Jake walked into the room, looking grim. He was holding something in his right hand.
“What is it?” she asked a little too sharply. “Did you find something?”
He opened his hand to display two cigarette butts and a nearly empty matchbook. “I found these behind the garage. Looks like the bastard smoked at least a couple of cigarettes while he waited last night.”
It took a few beats before she grasped the full meaning of his words. “While he waited?” she finally managed. “You think there was someone out here all night?”
“There’s no way to know how long he watched this cottage. We didn’t hear a car coming or going during the night, but that isn’t surprising, not if he parked some distance away on a side road. The sound of the surf would have covered the noise of an engine. But here’s how I read the scene.”
She stared at him. “The scene? As in, the scene of a crime?”
He ignored that. “I think he got into the house and had a good look around while you were gone. Then he went outside to wait until you returned. He knew you were with me. He was stuck until I left. I think the plan was to wait until you turned off the lights and went to bed before he went back into the house. But you didn’t go to bed. Instead, you turned on all the lights.”
“And you came running to see what was wrong and stayed with me the rest of the night,” she concluded. “It doesn’t make any sense. Why would he enter the house while I was gone and then go back outside to wait for me to go to bed?”
“Got a feeling,” Jake said, “that he went into the house to familiarize himself with the layout so that when he went back inside in the dark, he would know exactly where he was going and how he would get out in a hurry. It’s a small place so there was nowhere for him to hide inside until you went to bed.”
“How can you possibly know that?” she asked.
“Just seems logical.”
It was the truth, she thought, but not the whole truth. She was very sure that what Jake had left unsaid was, It’s what I would have done. Probably best not to press the matter, she decided.
She looked at the damning cigarette butts and the matchbook. “It wasn’t some transient who was after food.”
“No,” Jake said. “I don’t think it was a burglar, either. If I’m right—and for now, at least, we had better assume that I am—whoever left these cigarette butts is stalking you the way a predator stalks prey.”
Chapter 16
The villa on Ocean View Lane was an extravagant, Hollywood fantasy version of a mansion done in the Spanish colonial revival style.
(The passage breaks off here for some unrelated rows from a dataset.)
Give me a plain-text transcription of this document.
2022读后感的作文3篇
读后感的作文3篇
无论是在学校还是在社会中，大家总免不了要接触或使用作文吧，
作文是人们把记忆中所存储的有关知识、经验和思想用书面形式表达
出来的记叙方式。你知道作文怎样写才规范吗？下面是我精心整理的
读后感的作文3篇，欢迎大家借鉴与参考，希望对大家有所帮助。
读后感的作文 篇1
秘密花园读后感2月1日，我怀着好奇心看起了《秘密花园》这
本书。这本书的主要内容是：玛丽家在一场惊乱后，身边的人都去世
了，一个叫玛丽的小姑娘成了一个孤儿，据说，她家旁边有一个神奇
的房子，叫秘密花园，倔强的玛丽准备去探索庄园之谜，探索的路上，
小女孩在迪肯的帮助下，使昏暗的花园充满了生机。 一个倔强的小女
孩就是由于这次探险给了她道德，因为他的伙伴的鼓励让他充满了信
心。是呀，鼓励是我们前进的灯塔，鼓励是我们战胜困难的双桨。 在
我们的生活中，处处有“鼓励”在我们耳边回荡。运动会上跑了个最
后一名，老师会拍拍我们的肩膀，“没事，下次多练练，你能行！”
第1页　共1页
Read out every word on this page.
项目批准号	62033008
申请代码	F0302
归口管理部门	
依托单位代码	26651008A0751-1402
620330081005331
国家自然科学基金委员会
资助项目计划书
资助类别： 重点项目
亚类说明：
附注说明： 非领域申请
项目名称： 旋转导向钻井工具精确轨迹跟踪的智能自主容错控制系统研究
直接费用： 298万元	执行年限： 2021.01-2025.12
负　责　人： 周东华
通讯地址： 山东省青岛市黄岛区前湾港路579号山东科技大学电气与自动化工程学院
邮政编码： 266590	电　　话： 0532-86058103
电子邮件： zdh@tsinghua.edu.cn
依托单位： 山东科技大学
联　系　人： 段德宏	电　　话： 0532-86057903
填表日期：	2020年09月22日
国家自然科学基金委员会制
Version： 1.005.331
The residence, with its high ceilings and decorative parapets, rose three stories above the walled grounds.
Jake drove through the open wrought iron gates and along a drive that cut through a garden filled with well-kept flowering plants. Orange and grapefruit trees were scattered about the grounds. A decorative grape arbor marched along one wall.
He brought the speedster to a halt at the front of the villa.
“This is some house,” he remarked, shutting down the engine.
“Florence told me that it was built by a tycoon just before the crash,” Adelaide explained. “The tycoon lost everything when the market plunged. This mansion was neglected for years and then another very wealthy man from L.A. picked it up. He poured a lot of money into it and now rents it out to celebrities who want more privacy than they can get at the Burning Cove Hotel.”
Jake opened his door, climbed out from behind the wheel, and walked around to her side of the car to open the door. She got out, bag of tea in hand. Together they went up the front steps. She pressed the doorbell.
“It really wasn’t necessary for you to accompany me today,” she said, not for the first time.
“I told you, I’ve got a personal interest in Madam Zolanda.”
“Yes,” she said. “You did tell me that.”